Art Tatum – Striding Through Life


Some artists are born for their craft. Perhaps the greatest among musicians—whose very name has become synonymous with virtuosity and genius—is Wolfgang Amadeus Mozart. This towering, Classical era composer demonstrated a capacity for musical genius at an extremely young age, and in a radical, almost supernatural way.

young mozart

The legend regarding Mozart’s transcription of Allegri’s Miserere runs something like this: at 14 years of age, young Mozart is taken to St. Peter’s cathedral at the Vatican for Easter Sunday. Mozart hears Gregorio Allegri’s Miserere for the first time—a sacred and closely guarded hymn reserved solely for performance during Easter. After hearing it only once, Mozart transcribes the entire piece by ear and from memory, making only minor corrections after hearing it once more a few days later.

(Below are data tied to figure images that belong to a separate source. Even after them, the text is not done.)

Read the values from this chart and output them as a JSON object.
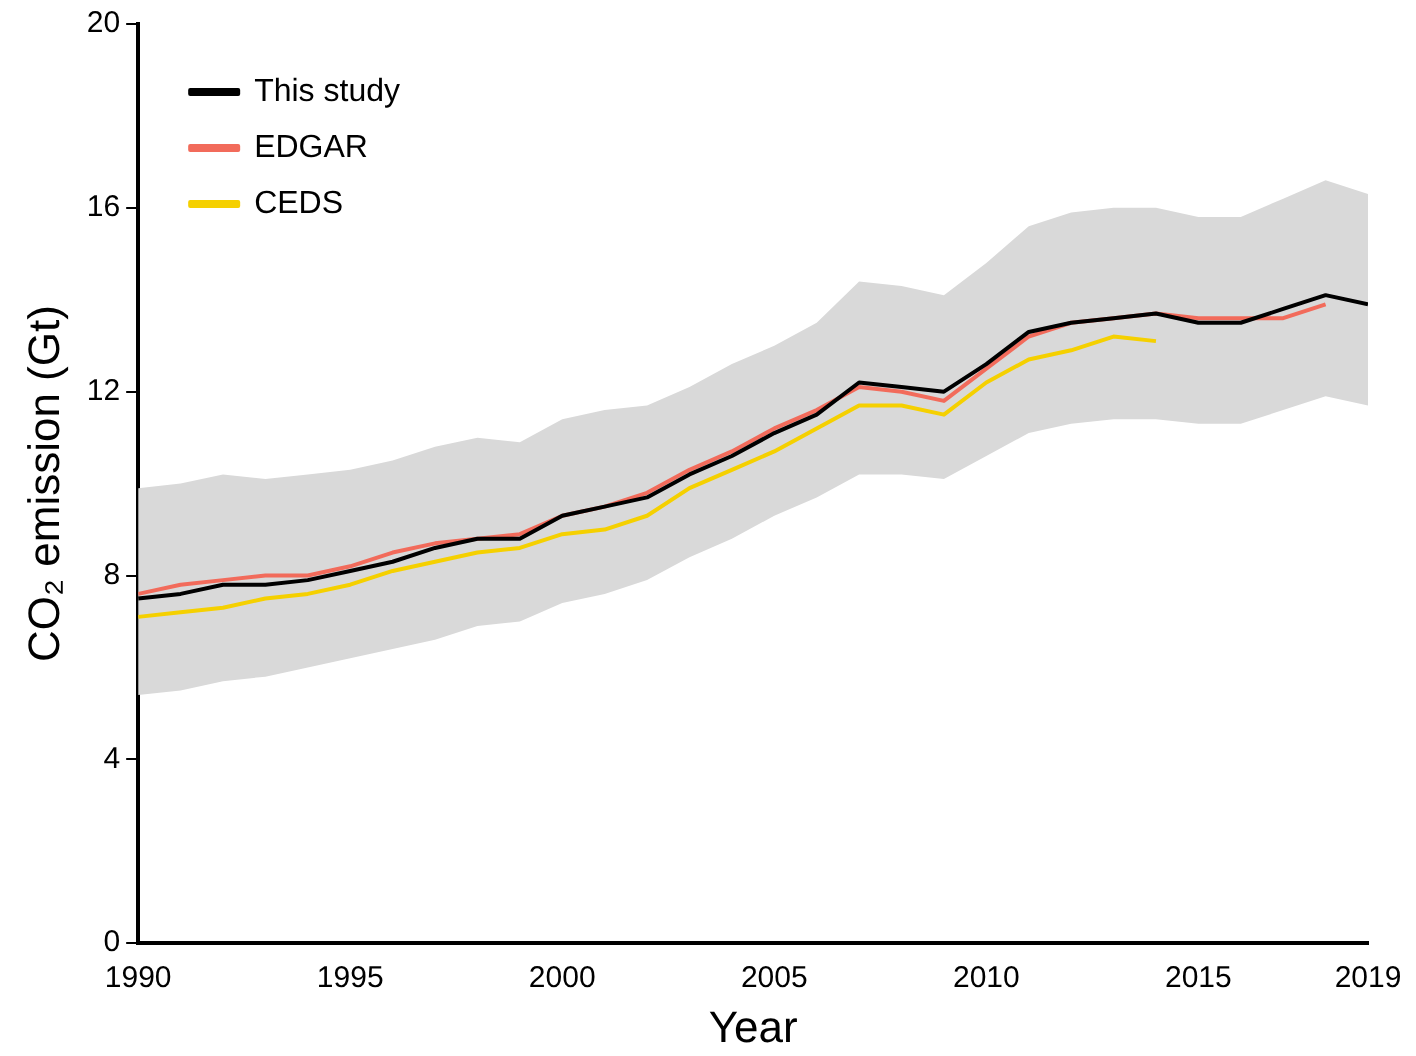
{
  "chart_data": {
    "type": "line",
    "xlabel": "Year",
    "ylabel": "CO₂ emission (Gt)",
    "x": [
      1990,
      1991,
      1992,
      1993,
      1994,
      1995,
      1996,
      1997,
      1998,
      1999,
      2000,
      2001,
      2002,
      2003,
      2004,
      2005,
      2006,
      2007,
      2008,
      2009,
      2010,
      2011,
      2012,
      2013,
      2014,
      2015,
      2016,
      2017,
      2018,
      2019
    ],
    "series": [
      {
        "name": "This study",
        "color": "#000000",
        "values": [
          7.5,
          7.6,
          7.8,
          7.8,
          7.9,
          8.1,
          8.3,
          8.6,
          8.8,
          8.8,
          9.3,
          9.5,
          9.7,
          10.2,
          10.6,
          11.1,
          11.5,
          12.2,
          12.1,
          12.0,
          12.6,
          13.3,
          13.5,
          13.6,
          13.7,
          13.5,
          13.5,
          13.8,
          14.1,
          13.9
        ],
        "lower": [
          5.4,
          5.5,
          5.7,
          5.8,
          6.0,
          6.2,
          6.4,
          6.6,
          6.9,
          7.0,
          7.4,
          7.6,
          7.9,
          8.4,
          8.8,
          9.3,
          9.7,
          10.2,
          10.2,
          10.1,
          10.6,
          11.1,
          11.3,
          11.4,
          11.4,
          11.3,
          11.3,
          11.6,
          11.9,
          11.7
        ],
        "upper": [
          9.9,
          10.0,
          10.2,
          10.1,
          10.2,
          10.3,
          10.5,
          10.8,
          11.0,
          10.9,
          11.4,
          11.6,
          11.7,
          12.1,
          12.6,
          13.0,
          13.5,
          14.4,
          14.3,
          14.1,
          14.8,
          15.6,
          15.9,
          16.0,
          16.0,
          15.8,
          15.8,
          16.2,
          16.6,
          16.3
        ]
      },
      {
        "name": "EDGAR",
        "color": "#f26b5b",
        "values": [
          7.6,
          7.8,
          7.9,
          8.0,
          8.0,
          8.2,
          8.5,
          8.7,
          8.8,
          8.9,
          9.3,
          9.5,
          9.8,
          10.3,
          10.7,
          11.2,
          11.6,
          12.1,
          12.0,
          11.8,
          12.5,
          13.2,
          13.5,
          13.6,
          13.7,
          13.6,
          13.6,
          13.6,
          13.9,
          null
        ]
      },
      {
        "name": "CEDS",
        "color": "#f5d000",
        "values": [
          7.1,
          7.2,
          7.3,
          7.5,
          7.6,
          7.8,
          8.1,
          8.3,
          8.5,
          8.6,
          8.9,
          9.0,
          9.3,
          9.9,
          10.3,
          10.7,
          11.2,
          11.7,
          11.7,
          11.5,
          12.2,
          12.7,
          12.9,
          13.2,
          13.1,
          null,
          null,
          null,
          null,
          null
        ]
      }
    ],
    "xlim": [
      1990,
      2019
    ],
    "xticks": [
      1990,
      1995,
      2000,
      2005,
      2010,
      2015,
      2019
    ],
    "ylim": [
      0,
      20
    ],
    "yticks": [
      0,
      4,
      8,
      12,
      16,
      20
    ],
    "grid": false,
    "legend": "top left",
    "marker": "none",
    "line_style": "solid"
  }
}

Next to none have ever come close to the level of musical mastery that Mozart demonstrated at age 14. Still, there are many musicians who have risen above their contemporaries, who rest forever in their legacies and in their contributions to the history of music.

art tatum

Art Tatum is one of these. His is most likely not the name that comes first in the mind, at least not before other, more memorable players like Duke Ellington or Thelonious Monk. Sitting humbly, squarely at the fore of prominent jazz piano players, Art Tatum is almost universally recognized by both critics and fellow musicians as the greatest jazz pianist to have ever lived.

Art Tatum – Born to Play

Not much is known about Art Tatum’s life, but one thing that we know for certain about Art Tatum is that he was blind for most of his life. This does not make him the first or last piano player to achieve fame and virtuosity despite being blind—Stevie Wonder and Ray Charles come easily to mind.

The cornerstone of Tatum’s abilities lies in another sensory augmentation. It is said that one day, while Tatum’s mother was cooking, hymns began drifting through the house on the Tatum’s old piano. Thinking that someone from the church had come over, she went into the parlor to greet them. She was stunned upon discovering that it was her son, a young Arthur Tatum, performing the hymns by ear, from memory.

About one in 10,000 people is born with the ability to discern and replicate pitches or lines of music without any external reference point. Even among those born with the ability—called absolute pitch, or perfect pitch—there are different levels of cultivation and ability.

Art Tatum is one of the gifted, a musical anomaly who could listen to a piece once and have it memorized forever, like Mozart before him. When Tatum went to school to study music, he would read braille sheet music with one hand, and play the piece from memory immediately thereafter. These abilities created the potential for musical achievement that the jazz world had not yet, and would not ever see again.

Striding Through Life

There are more legends surrounding Tatum’s character than almost any other jazz musician in history. Other players demonstrated a certain reverence for the Toledo based performer whenever he took the stage.

Tatum’s preferred style of play is known as stride piano, which borrowed structure from the form of ragtime, and then abandoning that structure in favor of improvisation and a wider range of motion. It is said even to this day that Tatum sounds like he is playing two pianos at once. He is known for having the fastest left hand of any pianist before or since.


Even the founding father of stride piano, James P. Johnson, said that he had never truly heard stride piano until the day he heard Art Tatum perform. Though Tatum’s style was stride first and foremost, he tried to encapsulate all areas of jazz into his performance, often resulting in wildly complicated, fast, and intelligent performances.

Perhaps the most enduring aspect of Tatum’s playing is in his performance. While playing faster than anyone else in the world, Tatum retained a calm and cool posture. He never made faces, and never made a show of performing. In this, he demonstrates the innate, born to play style of performance that makes jazz so interesting. It is a feeling that jazz, no matter where it comes from or where it goes, is directly of the soul.